Вот и скрылись гуси-лебеди. Улетели.

И тогда я заметил: по улице шагает человек. Очень высокий и очень мне знакомый. Он шел прямо к нашему подъезду.

Я побежал через коридор в комнату, и вдруг за входной дверью: тук-тук-тук!

Все так и повскакивали с мест.

Все так и побежали к двери. И закричали:

– Кто там?

И вошел человек.

Он был очень высокий – выше мамы, выше бабушки и даже немного выше тети Веры.

– Мама! – крикнул он и приподнял над полом… бабушку. И поцеловал ее в седые волосы.

Но я пока не верил.

– Любушка! – сказал он и снял с одного из зайцев маску.

Он не гадал, где какой заяц: под маской была мама. Он поцеловал ее в нос, а мама заплакала.

Но я еще не верил.

Потом этот человек подошел ко мне. Я ничему еще не верил.

Человек нагнулся, и вдруг я полетел вверх, к самому потолку, и все закружилось, поплыло – и пальтовая вешалка, и шкаф, и пыль на шкафу.

– Сынок! – говорил он. – Медвежонок! Большущий мой! Милый мой ПУРЗЯ.


– Папка! – закричал я.

Я знал… Теперь я точно знал – это папа!

И, вместо того чтобы обрадоваться, засмеяться, я почему-то тоже заплакал.

Папа
 
Когда возвращаются люди
Домой из далеких стран,
Когда возвращаются люди,
Громко гремит барабан:
Там-барабам-ба рабам!
Громко гремит барабан!
 

Я притащил папе мой барабан, и мы тихонечко побарабанили.

– А где твоя погремушка с попугаем? – спросил папа.

Я нашел погремушку. Я уже давно в нее не играю, но раз папе так хочется…

– А где лошадка-качалка, Любушка, ты помнишь…

Папа и мама что-то такое помнили, чего я не знал даже. И как это папа все помнил?

 
Когда возвращаются люди
Туда, где их очень ждут,
Кажется, будто люди
Всегда-всегда были тут.
И тогда не гремит барабан.
 

Мы сели за стол, я прижался к папиному боку…

И как это мы жили без папы?

Папа рассказывал, как он там работал на своей речке Ладоге, а может, и не на Ладоге. Папа скучал без нас.

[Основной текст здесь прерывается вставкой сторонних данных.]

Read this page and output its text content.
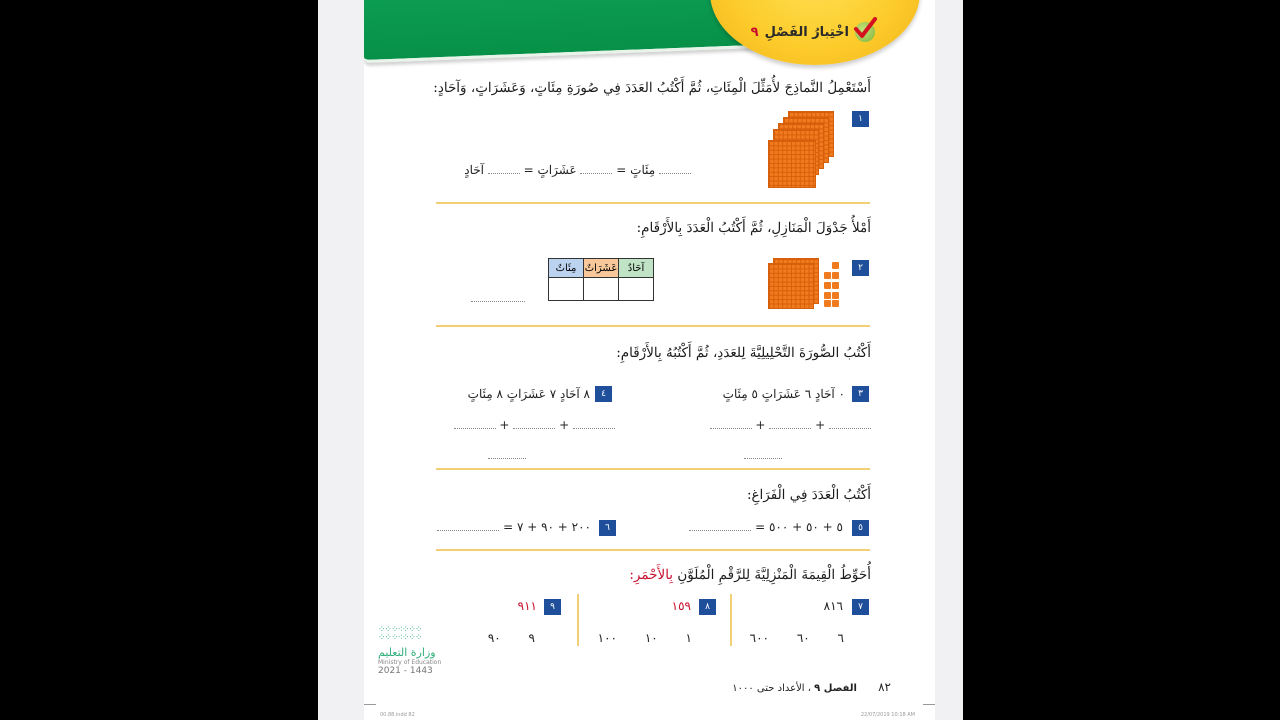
اخْتِبارُ الفَصْلِ
٩
أَسْتَعْمِلُ النَّماذِجَ لأُمَثِّلَ الْمِئَاتِ، ثُمَّ أَكْتُبُ العَدَدَ فِي صُورَةِ مِئَاتٍ، وَعَشَرَاتٍ، وَآحَادٍ:
١
مِئَاتٍ =  عَشَرَاتٍ =  آحَادٍ
أَمْلأُ جَدْوَلَ الْمَنَازِلِ، ثُمَّ أَكْتُبُ الْعَدَدَ بِالأَرْقَامِ:
٢
آحَادٌ	عَشَرَاتٌ	مِئَاتٌ

أَكْتُبُ الصُّورَةَ التَّحْلِيلِيَّةَ لِلعَدَدِ، ثُمَّ أَكْتُبُهُ بِالأَرْقَامِ:
٣
٠ آحَادٍ ٦ عَشَرَاتٍ ٥ مِئَاتٍ
+	+
٤
٨ آحَادٍ ٧ عَشَرَاتٍ ٨ مِئَاتٍ
+	+
أَكْتُبُ الْعَدَدَ فِي الْفَرَاغِ:
٥
٥ + ٥٠ + ٥٠٠ =
٦
٢٠٠ + ٩٠ + ٧ =
أُحَوِّطُ الْقِيمَةَ الْمَنْزِلِيَّةَ لِلرَّقْمِ الْمُلَوَّنِ بِالأَحْمَرِ:
٧
٨١٦
٦ ٦٠ ٦٠٠
٨
١٥٩
١ ١٠ ١٠٠
٩
٩١١
٩ ٩٠
⁘⁘⁘⁖⁘⁘⁘
⁘⁘⁘⁖⁘⁘⁘
وزارة التعليم
Ministry of Education
2021 - 1443
٨٢ الفصل ٩ ، الأعداد حتى ١٠٠٠
00.88.indd 82	22/07/2019 10:18 AM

А потом папа сказал, что он очень обрадовался, когда прибежал Алошка.

– Как он тут живет? – спросил папа.

– Нет нашего Алошки, – ответила мама. – Нет его.

– Как же так? – Папа даже вскочил со стула. – Как же так? – Он очень заволновался: – Ведь Алошка давно ушел от меня. И я просил его передать…

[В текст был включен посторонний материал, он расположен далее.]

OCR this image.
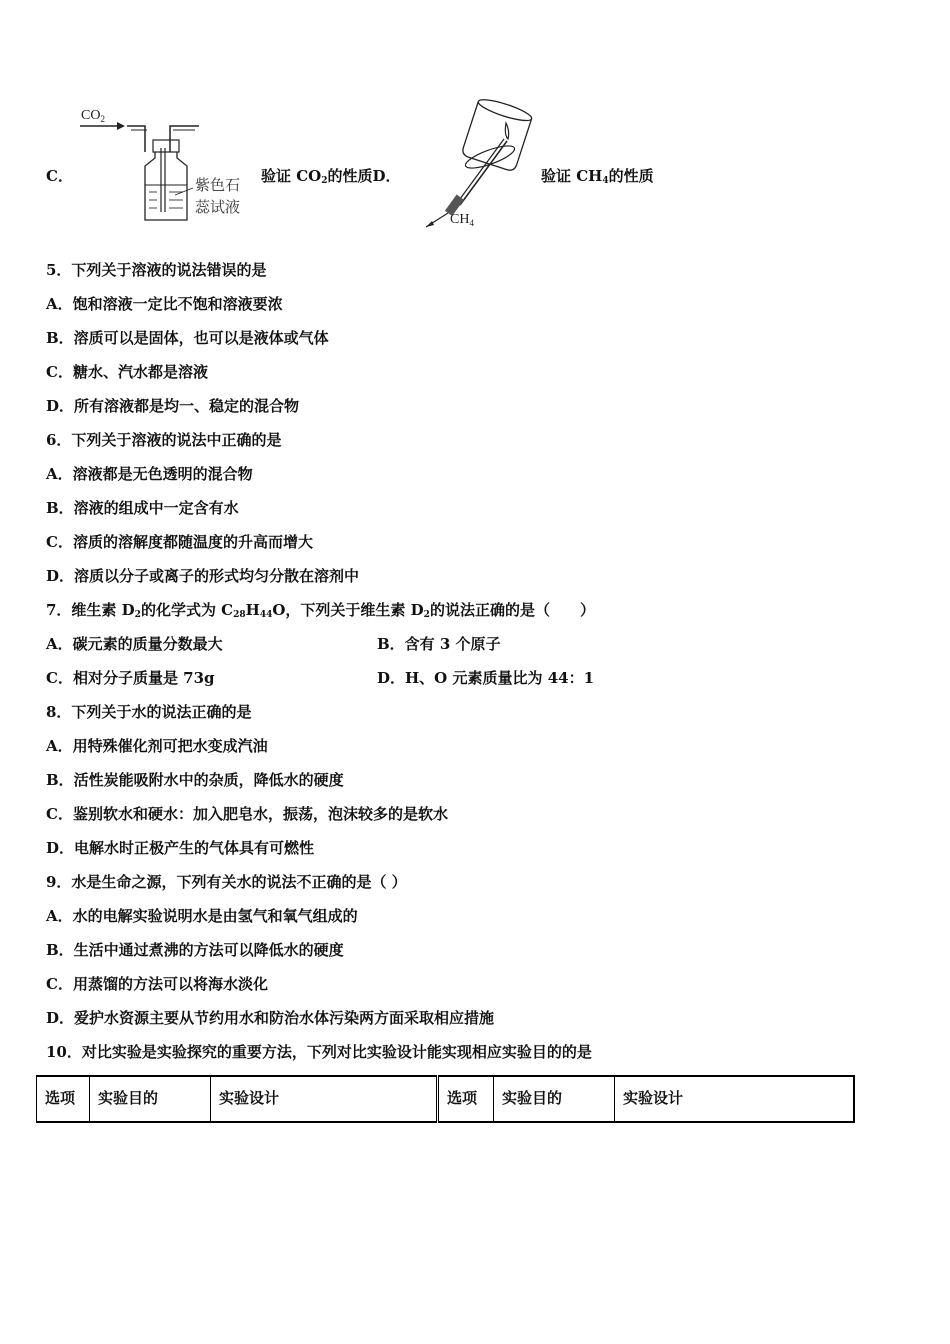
C．
$CO_2$
紫色石
蕊试液
验证 $CO_2$的性质D．
$CH_4$
验证 $CH_4$的性质
5．下列关于溶液的说法错误的是
A．饱和溶液一定比不饱和溶液要浓
B．溶质可以是固体，也可以是液体或气体
C．糖水、汽水都是溶液
D．所有溶液都是均一、稳定的混合物
6．下列关于溶液的说法中正确的是
A．溶液都是无色透明的混合物
B．溶液的组成中一定含有水
C．溶质的溶解度都随温度的升高而增大
D．溶质以分子或离子的形式均匀分散在溶剂中
7．维生素 $D_2$的化学式为 $C_{28}H_{44}O$，下列关于维生素 $D_2$的说法正确的是（　　）
A．碳元素的质量分数最大	B．含有 3 个原子
C．相对分子质量是 73g	D．H、O 元素质量比为 44：1
8．下列关于水的说法正确的是
A．用特殊催化剂可把水变成汽油
B．活性炭能吸附水中的杂质，降低水的硬度
C．鉴别软水和硬水：加入肥皂水，振荡，泡沫较多的是软水
D．电解水时正极产生的气体具有可燃性
9．水是生命之源，下列有关水的说法不正确的是（ ）
A．水的电解实验说明水是由氢气和氧气组成的
B．生活中通过煮沸的方法可以降低水的硬度
C．用蒸馏的方法可以将海水淡化
D．爱护水资源主要从节约用水和防治水体污染两方面采取相应措施
10．对比实验是实验探究的重要方法，下列对比实验设计能实现相应实验目的的是
选项	实验目的	实验设计	选项	实验目的	实验设计
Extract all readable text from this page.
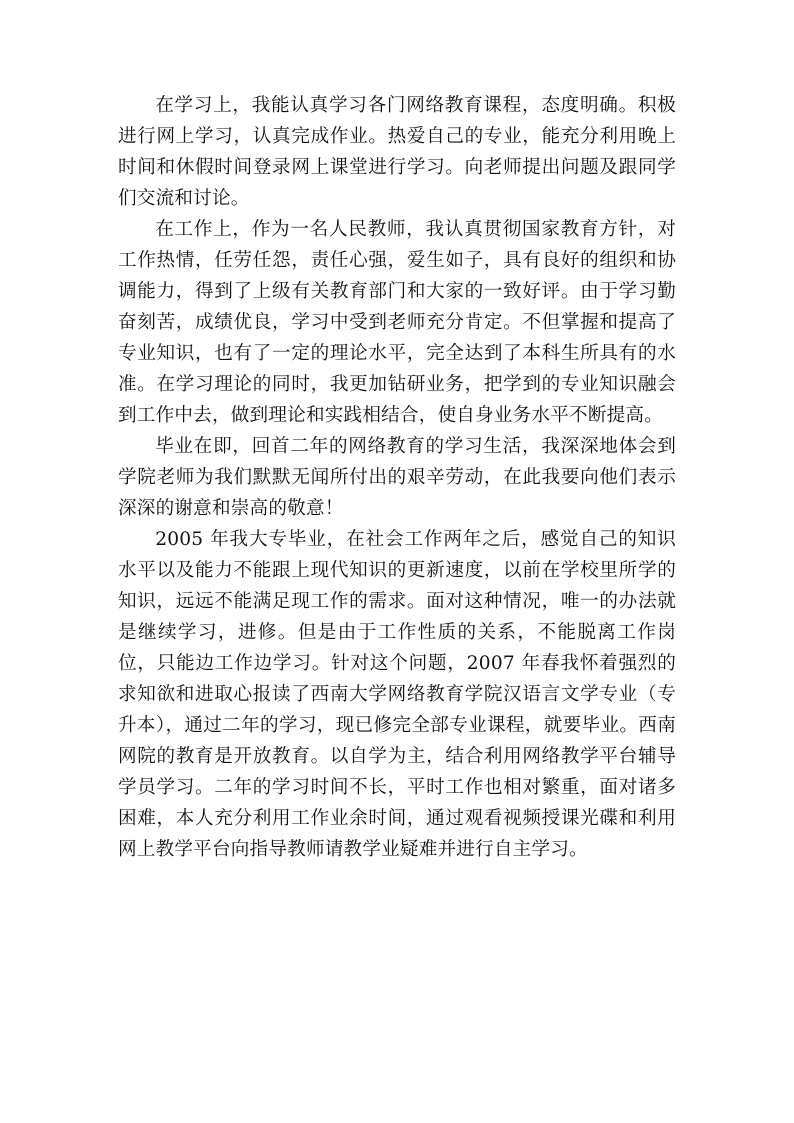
在学习上，我能认真学习各门网络教育课程，态度明确。积极进行网上学习，认真完成作业。热爱自己的专业，能充分利用晚上时间和休假时间登录网上课堂进行学习。向老师提出问题及跟同学们交流和讨论。

在工作上，作为一名人民教师，我认真贯彻国家教育方针，对工作热情，任劳任怨，责任心强，爱生如子，具有良好的组织和协调能力，得到了上级有关教育部门和大家的一致好评。由于学习勤奋刻苦，成绩优良，学习中受到老师充分肯定。不但掌握和提高了专业知识，也有了一定的理论水平，完全达到了本科生所具有的水准。在学习理论的同时，我更加钻研业务，把学到的专业知识融会到工作中去，做到理论和实践相结合，使自身业务水平不断提高。

毕业在即，回首二年的网络教育的学习生活，我深深地体会到学院老师为我们默默无闻所付出的艰辛劳动，在此我要向他们表示深深的谢意和崇高的敬意！

2005 年我大专毕业，在社会工作两年之后，感觉自己的知识水平以及能力不能跟上现代知识的更新速度，以前在学校里所学的知识，远远不能满足现工作的需求。面对这种情况，唯一的办法就是继续学习，进修。但是由于工作性质的关系，不能脱离工作岗位，只能边工作边学习。针对这个问题，2007 年春我怀着强烈的求知欲和进取心报读了西南大学网络教育学院汉语言文学专业（专升本），通过二年的学习，现已修完全部专业课程，就要毕业。西南网院的教育是开放教育。以自学为主，结合利用网络教学平台辅导学员学习。二年的学习时间不长，平时工作也相对繁重，面对诸多困难，本人充分利用工作业余时间，通过观看视频授课光碟和利用网上教学平台向指导教师请教学业疑难并进行自主学习。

В комнате стало тихо, как будто это не был веселый-превеселый праздник Новый год. А тетя Вера скорее погасила елку. Взяла и огоньки все задула.

В комнате стало совсем темно. Тут мы с бабушкой как закричим:

– Есть! Есть Алошка!

И все увидели: там, в Алошкином домике, горит ЗЕЛЕНЫЙ ОГОНЕК.

Алошка снова запел свою песенку

Все побежали к Алошке, а он выскочил из домика и как бросится… вы думали к кому? Прямо ко мне! Обхватил меня за шею и смеется! А у него в руке колокольчик.

– Алошка! – говорю. – Где же ты пропадал, милый Алошка?

А он ткнулся носом мне в плечо и все смеется:

– ЧиПОчиТОМ, чиПОчиТОМ чиРАСчиСКАчиЖУ.

– Эй, эй, Алоха, – говорит папа. – Это что за секреты?

– Папка, ведь ты еще ничего не знаешь, у нас с Алошкой есть тайный язык!

– А меня научите? – спросил папа.

– ЧиНАчиУчиЧИМ! – крикнули мы с Алошкой. – Научим. – И мы сразу начали учить папу нашему тайному языку. Но вдруг все услышали:

 
Эх, превратилась бы я
В лебедь черную.
Эх, улетела бы я куда-нибудь
На третий этаж…
 

Это громко скучала тетя Вера.

– Друзья мои, – сказал папа. – А помнится мне, у нас на третьем этаже жил такой человек с усами – Иван Иваныч. Где он?

– Он на пенсии сидит, – сказала бабушка.

– Он, наверно, у чуда-телевизора сидит, – сказал я.

– Тары-бары-бум, – заворчала тетя Вера. – Он ОДИН сидит, и позвать его некому… И зачем я – щелк-щелк – делала этот хвостик… И зачем мне – щелк-щелк – эти ушки. – Она сняла свою заячью маску, надела очки, повязала голову полотенцем.

Вдруг мы услышали: динь-динь-динь!

– Ты что, Алошка!

А он быстро-быстро зашептал мне на ухо:

– ЧиЯ чиСБЕчиГАчиЮ.

– Куда сбегаешь? – не понял я.

– ЧиЗА чиНИМ.

– А, за Иваном Иванычем? Ну, давай!

Алошка спрыгнул на пол, побежал по коридору, снова пролез в щель почтового ящика, и вот уже на лестнице зазвучал его голосок:

 
И все зовут Алошку —
Алло! Алло!
Друг к другу шлют Алошку —
Алло! Алло!
Сидишь ты и вздыхаешь
Один, один.
Приду я, прибегу я —
И ты уж не один!
 
Все вместе

Как пришел Иван Иваныч с третьего этажа. Ох! Как улыбнулся он в свои рыжие усы… так сразу нам стало видно: добрый он и молодец!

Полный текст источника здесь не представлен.